The gimbal enables some other features that give the link a unique advantage. There is a desktop viewing mode that directs the camera down to reveal your desk (with a slightly distorted field of view) so you can show off your gaming skills or whatever else you might want to show off. There is also an overhead mode, which tilts the camera completely downward. It is for those who mount the Link Base on a tripod parallel to the ground.

Then there’s something called Streaming Mode, which, when enabled in the program, unlocks the ability to output video in apps like OBS in mobile-friendly portrait mode (aspect ratio 16:9) at up to 4K/60fps, which should It goes well with creators who prefer to create things on their computers rather than their phones. When selecting the longer resolution in OBS, the gimbal simply rotates the camera 90 degrees. For (home) and office drones, there is a way to make it easy to show off your whiteboard. Four reusable stickers are included in the box, and when the whiteboard mode is toggled into the desktop software, it looks for those stickers as a visual guide and will stay focused on them.

Explain (oddly) how whiteboard mode works

The link does not have a privacy cover for the camera; Instead, the camera will tilt completely downward when it’s not active and then comes alive when you start using it. It’s not quite as sure a shutter solution as the physical cover might be, but it also can’t be lost or forgotten to reinstall.

The app offers an amazing amount of depth, but is easy to use. It’s where you can control the position of the gimbal via the digital joystick as well as the zoom level. The app allows for up to six renameable angles and presets, making it easy to snap to the correct location with the press of a button. I haven’t had much use of it, but it’s probably very useful for people who take advantage of the top view, desktop, and whiteboard modes. It switches between presets quickly, easily accessible from the on-screen toolbar that hovers when the app is minimized.

In this sectionI’m toggling between three camera location presets.
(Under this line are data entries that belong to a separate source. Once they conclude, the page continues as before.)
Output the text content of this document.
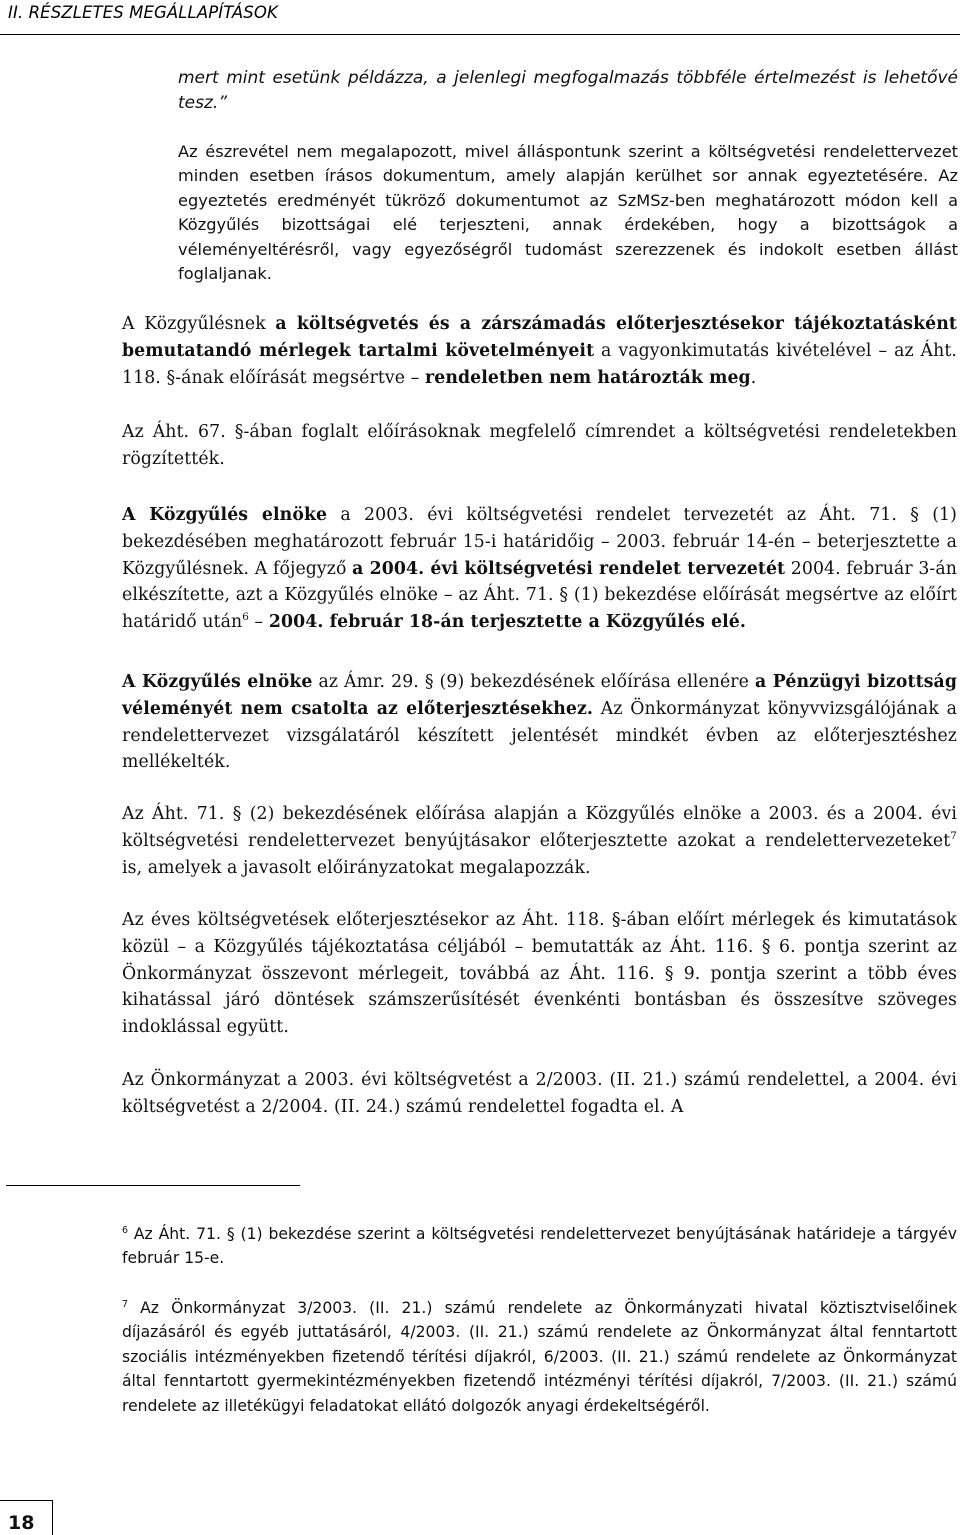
II. RÉSZLETES MEGÁLLAPÍTÁSOK

mert mint esetünk példázza, a jelenlegi megfogalmazás többféle értelmezést is lehetővé tesz.”

Az észrevétel nem megalapozott, mivel álláspontunk szerint a költségvetési rendelettervezet minden esetben írásos dokumentum, amely alapján kerülhet sor annak egyeztetésére. Az egyeztetés eredményét tükröző dokumentumot az SzMSz-ben meghatározott módon kell a Közgyűlés bizottságai elé terjeszteni, annak érdekében, hogy a bizottságok a véleményeltérésről, vagy egyezőségről tudomást szerezzenek és indokolt esetben állást foglaljanak.

A Közgyűlésnek a költségvetés és a zárszámadás előterjesztésekor tájékoztatásként bemutatandó mérlegek tartalmi követelményeit a vagyonkimutatás kivételével – az Áht. 118. §-ának előírását megsértve – rendeletben nem határozták meg.

Az Áht. 67. §-ában foglalt előírásoknak megfelelő címrendet a költségvetési rendeletekben rögzítették.

A Közgyűlés elnöke a 2003. évi költségvetési rendelet tervezetét az Áht. 71. § (1) bekezdésében meghatározott február 15-i határidőig – 2003. február 14-én – beterjesztette a Közgyűlésnek. A főjegyző a 2004. évi költségvetési rendelet tervezetét 2004. február 3-án elkészítette, azt a Közgyűlés elnöke – az Áht. 71. § (1) bekezdése előírását megsértve az előírt határidő után$^6$ – 2004. február 18-án terjesztette a Közgyűlés elé.

A Közgyűlés elnöke az Ámr. 29. § (9) bekezdésének előírása ellenére a Pénzügyi bizottság véleményét nem csatolta az előterjesztésekhez. Az Önkormányzat könyvvizsgálójának a rendelettervezet vizsgálatáról készített jelentését mindkét évben az előterjesztéshez mellékelték.

Az Áht. 71. § (2) bekezdésének előírása alapján a Közgyűlés elnöke a 2003. és a 2004. évi költségvetési rendelettervezet benyújtásakor előterjesztette azokat a rendelettervezeteket$^7$ is, amelyek a javasolt előirányzatokat megalapozzák.

Az éves költségvetések előterjesztésekor az Áht. 118. §-ában előírt mérlegek és kimutatások közül – a Közgyűlés tájékoztatása céljából – bemutatták az Áht. 116. § 6. pontja szerint az Önkormányzat összevont mérlegeit, továbbá az Áht. 116. § 9. pontja szerint a több éves kihatással járó döntések számszerűsítését évenkénti bontásban és összesítve szöveges indoklással együtt.

Az Önkormányzat a 2003. évi költségvetést a 2/2003. (II. 21.) számú rendelettel, a 2004. évi költségvetést a 2/2004. (II. 24.) számú rendelettel fogadta el. A

$^6$ Az Áht. 71. § (1) bekezdése szerint a költségvetési rendelettervezet benyújtásának határideje a tárgyév február 15-e.

$^7$ Az Önkormányzat 3/2003. (II. 21.) számú rendelete az Önkormányzati hivatal köztisztviselőinek díjazásáról és egyéb juttatásáról, 4/2003. (II. 21.) számú rendelete az Önkormányzat által fenntartott szociális intézményekben fizetendő térítési díjakról, 6/2003. (II. 21.) számú rendelete az Önkormányzat által fenntartott gyermekintézményekben fizetendő intézményi térítési díjakról, 7/2003. (II. 21.) számú rendelete az illetékügyi feladatokat ellátó dolgozók anyagi érdekeltségéről.

18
Between the Insta360 Link and the Opal C1, I’d be happy to have one on my desk for a video call in terms of fidelity, but it’s a neglect in terms of other qualifications. The Opal C1’s design looks cooler (and certainly less brittle than the Link with its pivoting arm) but I prefer the Insta360 Link’s feature set. However, the noise-cancelling mics that both offer aren’t great. I recorded the same clip from each camera, and they let in the same office companion’s voice from about 30 feet away. The Opal C1 mic sounds more natural, while the Link seems to use a stricter noise gate. The biggest difference between the two clips is that the C1 allows for very annoying 2019 Intel-based MacBook Pro fan noise, while the Link doesn’t. However, my advice is to use a dedicated microphone or headphone.

Sure, the Insta360 Link isn’t the first to offer the incredible image quality it’s a webcam, but in addition to this feat, the company has leveraged its hardware and software expertise to launch a hard-to-beat set of features for $299.99.

The Opal C1 has been my go-to recommendation for anyone wanting to step up their webcam game. But, at the same price with more features in towing and with less hassle actually buying one, the Link just took its place.